Proficiências de um homem de bem.



A pontinha da caneta Bic tem desses problemas: de repente falha. O policial sacudiu feito um termômetro, riscou ágil para ver se funcionava, mas de nada adiantou. “Está perdoado dessa vez. Mas se eu te pego novamente correndo, duvido você dar essa sorte!” disse, em disciplinar repreensão. Rodrigo, agora ainda mais atrasado, agradeceu ao policial, entrou no carro e dirigiu por três quarteirões à velocidade de uma charrete, por puro sentimento de gratidão com o universo que fizera há pouco falhar a ponta da caneta Bic do guarda.

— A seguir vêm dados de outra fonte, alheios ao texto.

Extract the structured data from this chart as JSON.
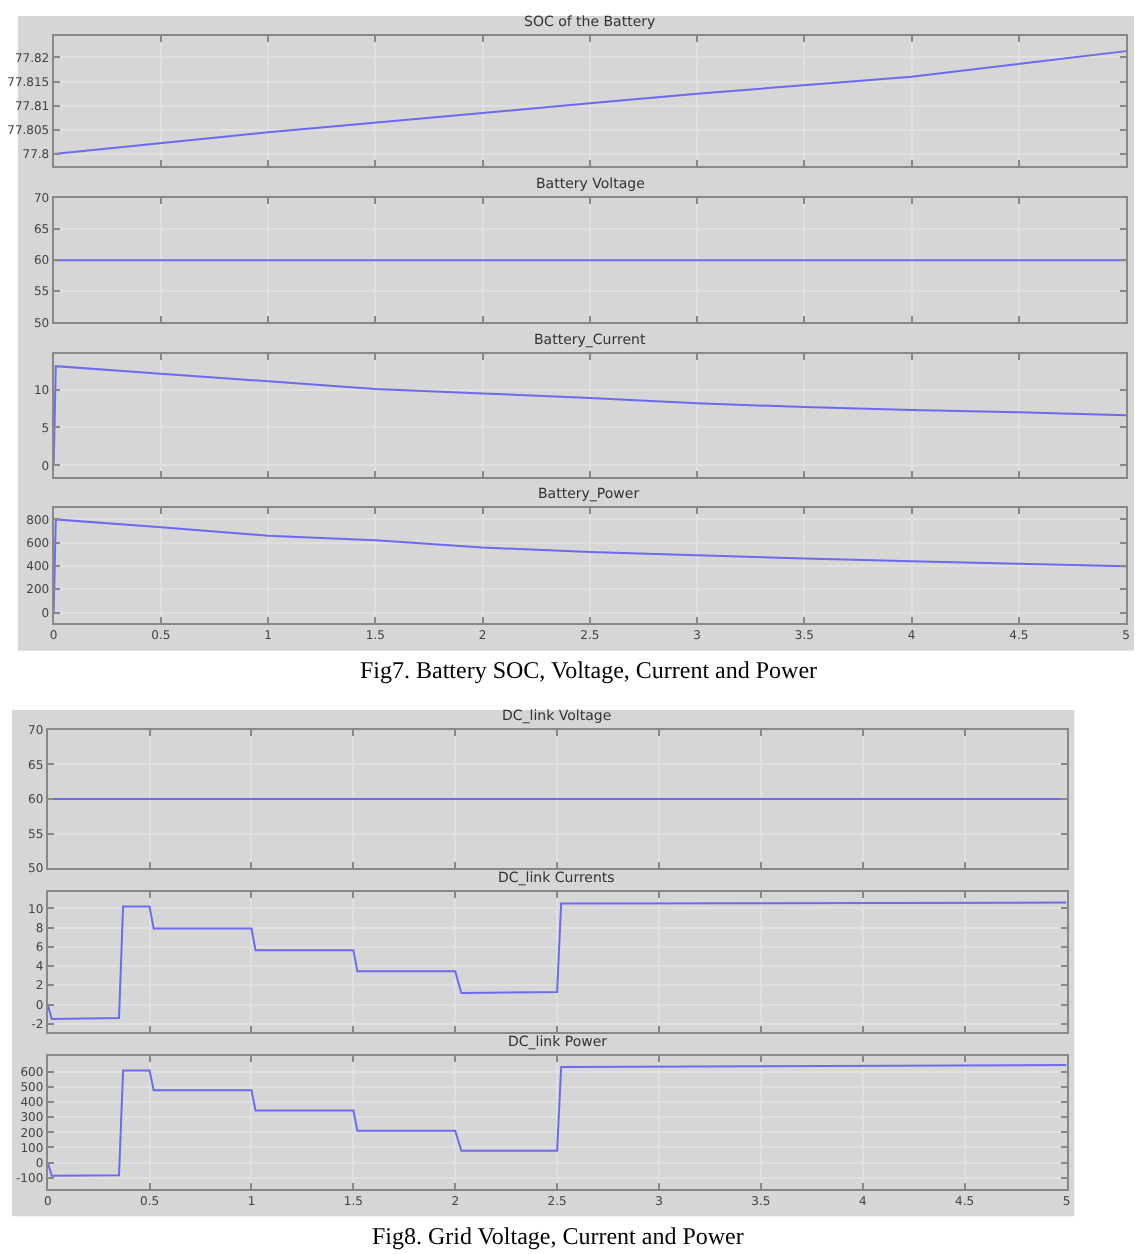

Verde, amarelo e... Vermelho: tanto o semáforo quanto o rosto suado de Rodrigo ao volante, pensando na reunião que já começara há cinco minutos sem ele. Fechou os olhos por um instante, tentando lembrar um mantra que ouviu no Discovery Chanel. Lembrou porque o som era parecido com o de um palavrão muito comum e bastante relaxante nessas horas difíceis. Riu, percebendo que naquele momento o mantra parecia menos espiritual, porém bem mais funcional. Batucou com o médio e o indicador no cano da marcha, olhando os pedestres passarem com calma pela faixa. Uma senhora com um carrinho de feira cheio de laranjas, um menino quicando uma bolinha de tênis ao lado da mãe, dois trabalhadores de obra, segurando seus capacetes azuis e uma jovem de roupas leves e curvas insinuantes, de cabelo cumprido, seios durinhos e nariz arrebitado. Sentiu-se um pouco excitado. Pensou no calor, sentiu o suor empapado na testa, a gravata apertando o pescoço... Olhou outra vez para a moça que já chegava à calçada e mais uma vez a mente voltou à reunião já começada, ao sinal ainda vermelho, ao guarda recomendando menos velocidade... E então desceu do carro ali mesmo, foi atrás da moça enquanto era tempo, correu um pouco antes que virasse a esquina, agarrou-a pelo braço, virou-a para si, quando ela espantada disse: “Doutor Rodrigo?! O que é isso?!”. Desconcertado mas segurando a postura, ele respondeu: “Luciana, você não deveria estar no escritório agora?! E a reunião?!”.

Pontinha da caneta Bic rabiscando um pedacinho de papel: Luciana, já mais calma, ria para si e reforçava a data com pontos de exclamação: “É amanhã, Dr. Rodrigo! Hoje é domingo!”.